Thursday, August 6, 2015

Breakfast on Pluto (2005, R)

This is a movie I’ve always found interesting.  Unfortunately, though, I’ve also always found it to be less than it could have been.  There’s a lot of potential here, but the film on a whole doesn’t manage to come together.  In my view, that’s chiefly down to the depiction of its leading lady.

Kitten Braden is a young transwoman growing up in Ireland in the 1970s.  Imaginative, ribald Kitten was a foundling, and she divides her time mainly between scandalizing the people of her small parish and dreaming about her birth mother.  Eventually, the latter takes precedent and, armed with the scant lead that her mom went to London years ago, Kitten embarks on a journey to find the family she’s been missing.  Along the way, she meets all sorts of scruffy misfits, falls in and out of love, gets in lots of trouble, and makes the transphobes squirm.

I love the story.  Rather than being about a transwoman, in the end, it’s about a woman, who’s trans, searching for her mother.  It takes its time and goes on plenty of detours, and Kitten’s gender identity is always a big part of the proceedings, but the core of the story is Kitten’s search.  It’s part whirlwind coming-of-age, part meandering mystery, part outrageous comedy, and it’s all set against the backdrop of political unrest from the Troubles spilling down into Ireland and reaching all the way to London.  There’s so much going on here, which, in my experience, is almost ludicrously rare in trans-related media made by cis people.

Not to mention the topnotch supporting cast.  From Ireland and Northern Ireland, there’s Liam Neeson, Ruth Negga (Raina on Agents of SHIELD,) Stephen Rea, Brendon Gleeson (MadEye Moody!), and the wonderful Liam Cunningham.  And then, just for an extra treat, we also get Dominic Cooper (young Howard Stark and former History Boy) and Ian Hart (another Harry Potter alum, though he doesn’t share any films with Gleeson – he played Professor Quirrell.)

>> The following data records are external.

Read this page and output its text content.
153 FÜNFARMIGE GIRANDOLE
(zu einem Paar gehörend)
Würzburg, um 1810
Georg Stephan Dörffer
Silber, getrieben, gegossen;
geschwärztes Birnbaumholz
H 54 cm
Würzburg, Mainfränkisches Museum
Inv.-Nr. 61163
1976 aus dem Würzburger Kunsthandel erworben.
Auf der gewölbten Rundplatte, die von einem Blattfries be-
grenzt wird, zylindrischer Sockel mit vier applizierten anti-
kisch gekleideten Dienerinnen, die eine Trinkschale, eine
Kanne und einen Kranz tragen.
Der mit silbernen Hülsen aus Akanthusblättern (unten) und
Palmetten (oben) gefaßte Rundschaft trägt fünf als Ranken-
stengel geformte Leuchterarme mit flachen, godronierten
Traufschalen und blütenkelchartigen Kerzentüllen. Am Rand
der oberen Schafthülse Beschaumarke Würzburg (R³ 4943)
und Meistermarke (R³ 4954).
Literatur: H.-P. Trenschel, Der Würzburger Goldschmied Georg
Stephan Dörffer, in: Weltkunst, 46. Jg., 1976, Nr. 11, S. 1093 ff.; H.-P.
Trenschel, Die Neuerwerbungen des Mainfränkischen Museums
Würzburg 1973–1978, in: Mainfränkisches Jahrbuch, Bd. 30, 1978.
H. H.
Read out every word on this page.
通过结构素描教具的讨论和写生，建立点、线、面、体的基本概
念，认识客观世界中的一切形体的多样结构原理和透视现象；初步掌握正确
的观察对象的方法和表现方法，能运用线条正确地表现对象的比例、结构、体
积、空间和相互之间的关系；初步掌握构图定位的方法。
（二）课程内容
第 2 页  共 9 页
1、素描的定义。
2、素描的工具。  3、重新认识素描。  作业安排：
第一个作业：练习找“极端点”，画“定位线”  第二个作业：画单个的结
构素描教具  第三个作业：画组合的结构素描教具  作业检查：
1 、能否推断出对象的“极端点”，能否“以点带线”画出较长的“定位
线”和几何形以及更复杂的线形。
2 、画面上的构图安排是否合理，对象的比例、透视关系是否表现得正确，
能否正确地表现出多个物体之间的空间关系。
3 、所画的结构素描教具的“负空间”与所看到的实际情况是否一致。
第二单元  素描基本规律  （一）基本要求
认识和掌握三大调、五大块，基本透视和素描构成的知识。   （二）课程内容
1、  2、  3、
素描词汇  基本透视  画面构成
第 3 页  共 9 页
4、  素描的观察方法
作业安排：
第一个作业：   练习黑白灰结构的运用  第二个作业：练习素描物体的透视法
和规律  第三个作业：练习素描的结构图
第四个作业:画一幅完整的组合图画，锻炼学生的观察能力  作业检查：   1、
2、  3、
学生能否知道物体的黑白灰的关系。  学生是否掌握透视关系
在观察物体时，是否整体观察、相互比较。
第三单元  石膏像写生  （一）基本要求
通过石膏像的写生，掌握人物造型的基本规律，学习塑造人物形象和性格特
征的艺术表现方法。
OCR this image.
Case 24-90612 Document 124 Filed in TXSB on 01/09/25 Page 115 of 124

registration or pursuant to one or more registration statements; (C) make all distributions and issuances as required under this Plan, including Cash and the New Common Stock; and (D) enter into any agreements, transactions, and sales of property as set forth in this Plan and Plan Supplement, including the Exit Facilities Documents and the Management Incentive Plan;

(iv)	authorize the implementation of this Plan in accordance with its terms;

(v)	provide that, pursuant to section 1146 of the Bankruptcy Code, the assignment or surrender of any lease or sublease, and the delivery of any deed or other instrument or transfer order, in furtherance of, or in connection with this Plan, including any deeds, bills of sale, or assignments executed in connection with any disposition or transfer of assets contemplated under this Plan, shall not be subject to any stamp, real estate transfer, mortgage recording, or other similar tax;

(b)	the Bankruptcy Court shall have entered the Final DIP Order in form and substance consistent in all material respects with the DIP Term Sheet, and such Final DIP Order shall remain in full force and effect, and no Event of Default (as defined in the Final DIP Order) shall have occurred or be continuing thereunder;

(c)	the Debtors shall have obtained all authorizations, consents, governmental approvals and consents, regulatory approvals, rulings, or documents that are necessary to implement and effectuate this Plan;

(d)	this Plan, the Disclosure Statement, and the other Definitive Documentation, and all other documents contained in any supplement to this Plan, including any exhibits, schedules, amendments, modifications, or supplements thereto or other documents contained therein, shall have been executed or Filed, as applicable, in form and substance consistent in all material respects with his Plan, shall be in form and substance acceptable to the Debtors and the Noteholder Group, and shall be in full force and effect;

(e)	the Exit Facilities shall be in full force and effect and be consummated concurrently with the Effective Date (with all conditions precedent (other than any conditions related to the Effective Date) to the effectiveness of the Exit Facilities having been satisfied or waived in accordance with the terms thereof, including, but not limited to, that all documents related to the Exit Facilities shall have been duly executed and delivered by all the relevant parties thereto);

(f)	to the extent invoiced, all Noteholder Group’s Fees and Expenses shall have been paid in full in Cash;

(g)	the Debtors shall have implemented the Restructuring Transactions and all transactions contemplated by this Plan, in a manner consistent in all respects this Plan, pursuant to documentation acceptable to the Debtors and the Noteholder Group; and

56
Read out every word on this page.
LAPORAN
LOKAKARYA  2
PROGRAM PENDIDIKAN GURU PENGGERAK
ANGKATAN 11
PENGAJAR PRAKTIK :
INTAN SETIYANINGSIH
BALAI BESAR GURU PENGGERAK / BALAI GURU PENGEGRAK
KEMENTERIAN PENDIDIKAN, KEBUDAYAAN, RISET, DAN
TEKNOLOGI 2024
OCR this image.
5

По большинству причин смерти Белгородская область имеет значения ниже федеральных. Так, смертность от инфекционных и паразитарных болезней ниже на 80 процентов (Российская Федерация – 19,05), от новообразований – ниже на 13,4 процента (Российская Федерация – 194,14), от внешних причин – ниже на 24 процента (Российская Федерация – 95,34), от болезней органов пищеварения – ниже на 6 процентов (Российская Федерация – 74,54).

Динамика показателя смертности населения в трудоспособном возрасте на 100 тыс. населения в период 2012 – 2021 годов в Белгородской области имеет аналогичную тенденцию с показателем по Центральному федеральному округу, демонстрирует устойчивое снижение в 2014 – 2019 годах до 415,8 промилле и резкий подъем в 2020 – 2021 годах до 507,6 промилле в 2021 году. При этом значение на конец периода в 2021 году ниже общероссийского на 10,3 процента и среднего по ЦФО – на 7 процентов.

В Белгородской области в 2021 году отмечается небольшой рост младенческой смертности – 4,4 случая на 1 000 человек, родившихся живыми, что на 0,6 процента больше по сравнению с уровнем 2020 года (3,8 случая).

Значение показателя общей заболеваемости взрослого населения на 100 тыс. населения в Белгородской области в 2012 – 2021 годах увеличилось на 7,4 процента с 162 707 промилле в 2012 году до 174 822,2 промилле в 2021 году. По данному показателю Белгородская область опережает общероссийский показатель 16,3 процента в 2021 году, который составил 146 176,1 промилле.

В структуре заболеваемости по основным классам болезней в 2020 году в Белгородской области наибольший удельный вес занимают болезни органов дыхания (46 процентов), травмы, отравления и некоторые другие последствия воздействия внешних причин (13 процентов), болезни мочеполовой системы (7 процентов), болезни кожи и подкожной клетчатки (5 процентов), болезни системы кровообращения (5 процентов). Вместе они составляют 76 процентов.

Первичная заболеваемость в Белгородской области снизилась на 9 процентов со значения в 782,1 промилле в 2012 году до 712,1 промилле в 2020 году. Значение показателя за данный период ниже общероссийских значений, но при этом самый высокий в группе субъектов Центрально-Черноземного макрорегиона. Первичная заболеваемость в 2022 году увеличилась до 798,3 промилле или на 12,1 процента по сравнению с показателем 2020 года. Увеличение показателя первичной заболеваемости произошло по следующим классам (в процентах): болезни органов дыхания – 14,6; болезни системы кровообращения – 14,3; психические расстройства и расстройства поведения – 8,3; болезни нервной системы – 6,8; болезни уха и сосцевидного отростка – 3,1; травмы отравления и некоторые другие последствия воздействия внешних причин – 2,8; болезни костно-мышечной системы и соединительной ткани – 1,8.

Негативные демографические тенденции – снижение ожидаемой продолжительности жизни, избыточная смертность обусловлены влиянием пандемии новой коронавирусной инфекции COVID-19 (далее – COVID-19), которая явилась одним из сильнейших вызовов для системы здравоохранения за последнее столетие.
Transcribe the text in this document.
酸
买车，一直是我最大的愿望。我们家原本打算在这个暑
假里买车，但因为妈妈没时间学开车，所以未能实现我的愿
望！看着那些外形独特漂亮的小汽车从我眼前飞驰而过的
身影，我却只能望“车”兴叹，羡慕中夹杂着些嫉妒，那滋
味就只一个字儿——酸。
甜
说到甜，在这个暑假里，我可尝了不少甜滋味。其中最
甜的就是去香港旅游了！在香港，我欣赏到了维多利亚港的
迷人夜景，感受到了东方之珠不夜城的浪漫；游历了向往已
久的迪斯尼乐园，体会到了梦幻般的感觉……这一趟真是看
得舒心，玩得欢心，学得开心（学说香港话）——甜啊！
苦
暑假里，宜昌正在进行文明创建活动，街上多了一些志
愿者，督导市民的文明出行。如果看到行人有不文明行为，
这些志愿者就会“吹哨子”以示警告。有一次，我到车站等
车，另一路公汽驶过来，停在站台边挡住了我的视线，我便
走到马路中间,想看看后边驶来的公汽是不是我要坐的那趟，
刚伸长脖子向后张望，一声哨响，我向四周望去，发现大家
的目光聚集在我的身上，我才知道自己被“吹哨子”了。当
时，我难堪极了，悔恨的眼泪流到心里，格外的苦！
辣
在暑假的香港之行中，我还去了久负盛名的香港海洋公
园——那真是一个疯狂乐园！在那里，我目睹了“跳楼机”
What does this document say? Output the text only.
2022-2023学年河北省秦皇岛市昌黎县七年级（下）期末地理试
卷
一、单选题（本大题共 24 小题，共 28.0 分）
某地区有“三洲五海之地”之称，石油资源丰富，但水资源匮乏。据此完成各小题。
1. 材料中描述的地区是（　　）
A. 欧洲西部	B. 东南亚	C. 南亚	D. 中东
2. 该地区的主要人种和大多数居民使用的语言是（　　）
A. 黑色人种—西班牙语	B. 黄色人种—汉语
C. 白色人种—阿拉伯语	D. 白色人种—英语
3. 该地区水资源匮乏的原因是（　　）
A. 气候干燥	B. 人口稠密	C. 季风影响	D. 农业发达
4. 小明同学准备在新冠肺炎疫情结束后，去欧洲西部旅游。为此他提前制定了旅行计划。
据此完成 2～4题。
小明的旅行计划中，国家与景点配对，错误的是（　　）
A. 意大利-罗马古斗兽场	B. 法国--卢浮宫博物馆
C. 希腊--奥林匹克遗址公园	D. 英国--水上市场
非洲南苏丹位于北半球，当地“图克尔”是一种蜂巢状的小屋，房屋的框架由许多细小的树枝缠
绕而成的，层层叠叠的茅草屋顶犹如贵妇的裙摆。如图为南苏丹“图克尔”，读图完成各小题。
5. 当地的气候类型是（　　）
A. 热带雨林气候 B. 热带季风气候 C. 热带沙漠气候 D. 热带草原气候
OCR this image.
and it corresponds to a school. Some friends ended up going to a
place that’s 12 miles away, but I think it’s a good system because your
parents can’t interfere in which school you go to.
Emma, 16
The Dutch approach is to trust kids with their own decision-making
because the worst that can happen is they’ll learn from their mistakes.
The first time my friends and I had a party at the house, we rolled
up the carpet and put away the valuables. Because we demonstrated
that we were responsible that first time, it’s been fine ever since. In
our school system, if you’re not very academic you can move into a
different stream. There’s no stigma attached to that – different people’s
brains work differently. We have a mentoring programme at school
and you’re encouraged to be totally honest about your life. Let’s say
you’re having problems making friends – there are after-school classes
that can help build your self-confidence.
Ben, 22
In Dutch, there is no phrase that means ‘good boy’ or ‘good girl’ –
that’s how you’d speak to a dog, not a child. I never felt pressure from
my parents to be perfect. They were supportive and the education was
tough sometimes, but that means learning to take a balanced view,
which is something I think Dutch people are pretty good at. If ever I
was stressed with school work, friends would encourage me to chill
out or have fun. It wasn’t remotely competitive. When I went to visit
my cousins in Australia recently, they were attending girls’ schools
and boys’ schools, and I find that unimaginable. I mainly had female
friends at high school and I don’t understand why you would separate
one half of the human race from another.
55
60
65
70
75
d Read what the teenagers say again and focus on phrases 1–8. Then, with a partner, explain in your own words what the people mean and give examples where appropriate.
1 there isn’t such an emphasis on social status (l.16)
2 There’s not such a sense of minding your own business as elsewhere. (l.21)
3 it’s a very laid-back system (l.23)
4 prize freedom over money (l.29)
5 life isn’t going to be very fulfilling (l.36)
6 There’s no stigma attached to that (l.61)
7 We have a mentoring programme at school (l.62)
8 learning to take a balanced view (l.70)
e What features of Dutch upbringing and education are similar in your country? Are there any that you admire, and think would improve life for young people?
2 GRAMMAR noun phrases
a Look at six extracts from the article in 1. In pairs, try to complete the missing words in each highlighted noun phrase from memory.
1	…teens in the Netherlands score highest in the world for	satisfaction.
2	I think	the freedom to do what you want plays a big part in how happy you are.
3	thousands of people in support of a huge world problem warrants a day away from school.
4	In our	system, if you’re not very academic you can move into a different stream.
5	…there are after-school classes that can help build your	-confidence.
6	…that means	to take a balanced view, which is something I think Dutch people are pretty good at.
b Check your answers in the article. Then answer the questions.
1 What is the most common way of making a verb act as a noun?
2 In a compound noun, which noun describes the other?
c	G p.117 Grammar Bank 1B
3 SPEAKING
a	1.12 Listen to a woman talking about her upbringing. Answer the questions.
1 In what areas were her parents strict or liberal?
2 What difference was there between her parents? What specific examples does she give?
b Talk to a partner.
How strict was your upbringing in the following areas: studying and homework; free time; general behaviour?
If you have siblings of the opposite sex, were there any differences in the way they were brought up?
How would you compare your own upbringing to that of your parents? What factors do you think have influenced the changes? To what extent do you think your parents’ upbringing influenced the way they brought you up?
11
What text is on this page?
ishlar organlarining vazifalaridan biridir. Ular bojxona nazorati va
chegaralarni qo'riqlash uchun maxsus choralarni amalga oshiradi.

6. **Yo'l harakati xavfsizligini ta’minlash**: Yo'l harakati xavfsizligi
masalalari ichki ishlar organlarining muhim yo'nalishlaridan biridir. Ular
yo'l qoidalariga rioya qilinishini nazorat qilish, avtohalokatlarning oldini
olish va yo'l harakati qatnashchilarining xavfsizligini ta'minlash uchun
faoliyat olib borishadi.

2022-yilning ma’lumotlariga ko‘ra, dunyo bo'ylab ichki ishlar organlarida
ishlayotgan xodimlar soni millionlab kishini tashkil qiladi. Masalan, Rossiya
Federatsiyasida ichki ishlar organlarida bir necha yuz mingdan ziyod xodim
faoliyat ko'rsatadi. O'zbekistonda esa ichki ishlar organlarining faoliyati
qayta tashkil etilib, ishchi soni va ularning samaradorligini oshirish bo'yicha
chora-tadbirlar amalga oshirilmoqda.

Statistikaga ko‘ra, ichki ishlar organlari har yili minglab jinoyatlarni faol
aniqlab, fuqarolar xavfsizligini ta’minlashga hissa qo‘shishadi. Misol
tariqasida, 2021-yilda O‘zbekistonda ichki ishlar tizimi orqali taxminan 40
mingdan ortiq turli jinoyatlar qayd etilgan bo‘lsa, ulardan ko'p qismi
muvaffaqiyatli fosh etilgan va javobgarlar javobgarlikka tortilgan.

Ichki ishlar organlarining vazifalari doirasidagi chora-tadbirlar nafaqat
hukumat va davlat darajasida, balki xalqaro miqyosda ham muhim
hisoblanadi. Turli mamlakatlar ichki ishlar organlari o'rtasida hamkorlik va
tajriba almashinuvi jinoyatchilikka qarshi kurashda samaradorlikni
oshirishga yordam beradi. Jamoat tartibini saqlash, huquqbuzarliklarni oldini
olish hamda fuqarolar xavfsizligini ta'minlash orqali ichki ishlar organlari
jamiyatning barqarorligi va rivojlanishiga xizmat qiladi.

Where, for me, the film unfortunately lets its unique narrative down, is in Cillian Murphy’s performance as Kitten.  I like Murphy, but he doesn’t work for me here, and worse still, it’s all at the surface level.  I can’t even get into whether or not he does justice to Kitten’s provocativeness or emotional journey, because I’m so distracted by his breathy, affected voice and campy screen presence.  In his hands, Kitten doesn’t feel like a woman – she feels like someone playing at being a woman.  If nothing else, it would be exhausting for her to act so unnaturally all the time, and given that this is her life, not a pantomime, it seems disrespectful to her experiences.  And honestly, if the film had done something with it, there may have been a story in Murphy’s portrayal.  One could argue that Kitten, probably feeling very alone as a transgirl in a small, conservative parish, tries to assert her identity by behaving how she thinks a woman is meant to act instead of just being herself.  She seems to have used the artificial sexpots from old movies as a template, which obviously isn’t going to help.  There could have been a thread of Kitten realizing she can settle into her gender and doesn’t have to put on a show of it, but the movie doesn’t seem to view the performance as forced or problematic.  And that’s where it loses me.

Warnings

Language (including homo- and transphobic slurs,) sexual content, violence, drinking, smoking, drug use, and thematic elements.